19. Ceza Dairesi Esas No: 2015/12772 Karar No: 2016/13666 Karar Tarihi: 23.03.2016
1219 Sayılı Kanuna Aykırılık - Yargıtay 19. Ceza Dairesi 2015/12772 Esas 2016/13666 Karar Sayılı İlamı
Özet:
Asliye Ceza Mahkemesi, 1219 Sayılı Kanuna Aykırılık suçu sebebiyle sanığı mahkum etmiştir. Temyiz başvurusu incelendiğinde, sanığın suç işleme kararı alarak değişik zamanlarda diş tedavisi yaptırdığı için cezanın zincirleme suça ilişkin TCK'nın 43/1. maddesi ile arttırılması gerektiğinin gözetilmediği belirtilmiştir.

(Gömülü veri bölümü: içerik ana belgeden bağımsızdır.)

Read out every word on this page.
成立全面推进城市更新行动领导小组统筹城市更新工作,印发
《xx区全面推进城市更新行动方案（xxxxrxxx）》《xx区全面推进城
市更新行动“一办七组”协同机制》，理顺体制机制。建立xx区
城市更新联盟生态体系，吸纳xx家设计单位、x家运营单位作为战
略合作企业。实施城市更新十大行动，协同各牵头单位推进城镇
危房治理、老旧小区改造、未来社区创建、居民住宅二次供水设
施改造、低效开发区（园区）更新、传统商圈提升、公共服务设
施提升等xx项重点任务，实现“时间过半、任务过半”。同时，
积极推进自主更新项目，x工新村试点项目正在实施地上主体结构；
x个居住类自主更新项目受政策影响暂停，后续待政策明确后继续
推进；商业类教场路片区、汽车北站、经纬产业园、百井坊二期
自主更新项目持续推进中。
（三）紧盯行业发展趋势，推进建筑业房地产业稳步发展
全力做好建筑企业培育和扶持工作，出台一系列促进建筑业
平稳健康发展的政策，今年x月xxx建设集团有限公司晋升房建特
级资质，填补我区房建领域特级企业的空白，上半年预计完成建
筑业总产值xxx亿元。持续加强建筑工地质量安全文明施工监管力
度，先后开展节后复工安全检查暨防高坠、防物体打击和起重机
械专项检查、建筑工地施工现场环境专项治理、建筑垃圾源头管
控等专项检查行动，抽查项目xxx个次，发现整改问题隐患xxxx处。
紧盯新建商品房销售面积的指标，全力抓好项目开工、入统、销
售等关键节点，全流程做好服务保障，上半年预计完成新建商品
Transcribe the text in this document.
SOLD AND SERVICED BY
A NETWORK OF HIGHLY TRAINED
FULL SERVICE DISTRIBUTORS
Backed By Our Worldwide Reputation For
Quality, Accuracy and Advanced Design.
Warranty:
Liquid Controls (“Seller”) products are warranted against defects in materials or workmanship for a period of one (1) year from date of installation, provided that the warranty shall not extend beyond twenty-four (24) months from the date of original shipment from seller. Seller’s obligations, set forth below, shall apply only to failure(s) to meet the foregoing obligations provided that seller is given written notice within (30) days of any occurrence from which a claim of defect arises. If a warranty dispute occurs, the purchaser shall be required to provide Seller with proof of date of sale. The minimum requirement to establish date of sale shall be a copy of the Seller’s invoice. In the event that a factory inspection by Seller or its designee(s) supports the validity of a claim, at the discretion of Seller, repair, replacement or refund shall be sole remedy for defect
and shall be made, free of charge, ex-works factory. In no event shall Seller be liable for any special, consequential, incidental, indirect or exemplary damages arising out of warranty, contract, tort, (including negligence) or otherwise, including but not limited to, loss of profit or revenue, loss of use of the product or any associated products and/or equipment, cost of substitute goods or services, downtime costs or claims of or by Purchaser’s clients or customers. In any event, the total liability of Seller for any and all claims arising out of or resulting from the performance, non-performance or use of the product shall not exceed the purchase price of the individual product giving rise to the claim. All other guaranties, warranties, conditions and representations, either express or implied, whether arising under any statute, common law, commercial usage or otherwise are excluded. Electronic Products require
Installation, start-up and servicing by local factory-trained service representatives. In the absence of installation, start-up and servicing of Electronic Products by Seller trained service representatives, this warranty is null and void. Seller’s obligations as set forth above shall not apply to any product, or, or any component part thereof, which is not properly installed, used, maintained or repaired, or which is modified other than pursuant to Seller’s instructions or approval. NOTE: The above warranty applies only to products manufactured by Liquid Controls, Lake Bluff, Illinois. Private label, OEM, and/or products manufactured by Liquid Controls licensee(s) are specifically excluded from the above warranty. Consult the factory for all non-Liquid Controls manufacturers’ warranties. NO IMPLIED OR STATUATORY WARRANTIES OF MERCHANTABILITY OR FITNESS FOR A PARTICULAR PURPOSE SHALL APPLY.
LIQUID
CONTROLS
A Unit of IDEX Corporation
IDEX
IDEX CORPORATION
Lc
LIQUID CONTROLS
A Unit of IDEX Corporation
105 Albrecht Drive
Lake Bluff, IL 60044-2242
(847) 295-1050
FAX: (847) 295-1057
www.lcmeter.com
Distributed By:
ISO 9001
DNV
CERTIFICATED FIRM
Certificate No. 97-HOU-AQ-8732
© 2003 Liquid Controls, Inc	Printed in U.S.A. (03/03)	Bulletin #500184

Ancak, sanığın hak yoksunluklarına hükmedilmesi iptal edilen 5237 sayılı TCK'nın 53. maddesi uyarınca olduğu için yeniden değerlendirme yapılması zorunlu görülmüştür. Buna göre, hükmün TCK’nın 53. maddesinin uygulanmasına ilişkin bölümün çıkartılıp, yerine \"Kasıtlı suçtan hapis cezasına mahkumiyetin kanuni sonucu olarak, TCK’nın 53. maddesinin uygulanmasına\" ibaresi yazılmıştır. Hükmün diğer yönleri kanuna uygun bulunduğu için onanmıştır. Kanun maddeleri olarak; 1219 Sayılı Kanunun 41. maddesi, TCK'nın 43/1. maddesi, 5237 sayılı TCK'nın 53. maddesi ve CMUK'un 322. maddesi gösterilmiştir.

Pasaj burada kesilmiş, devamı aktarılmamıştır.